There is research on corporate restructuring showing that when people understood that downsizing decisions were made fairly, the impact of the downsizing was dramatically less. On the other hand, people who feel themselves to be treated unfairly by an organization can generate no end of complaints. Living in a world that appears unfair impacts people's cortisol levels, their well-being, and even their longevity. No wonder so many people won't stay in corporate jobs when they think that their company isn't doing the "fair thing" for its workers, customers or for the community at large.
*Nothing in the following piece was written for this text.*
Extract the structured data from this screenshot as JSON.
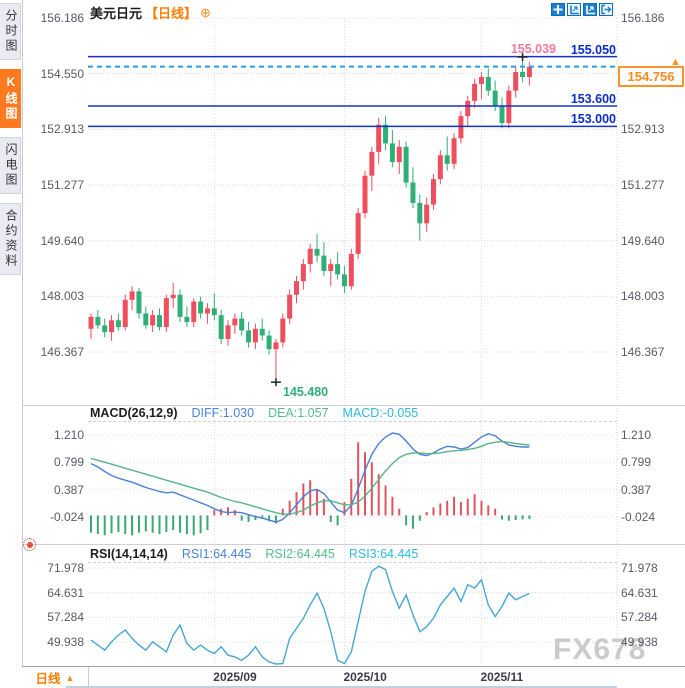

There is one place you can go to experience a regular increase in the sense of fairness, and that's to work for social-justice organizations that distribute food to the poor or generally serve under-privileged communities. When you right perceived wrongs, like people being hungry when there's food being wasted two blocks away, you increase your sense of fairness. Organizations that allow people to take time on community projects are letting their employees feel rewarded by increasing their sense of fairness.

In summary, a sense of fairness is not just a nice to have if you want to be able to think clearly, collaborate, learn or influence others. Without a sense of fairness, people experience a degree of distraction from a threat response, that inhibits their ability to focus. Ignore fairness issues at your peril.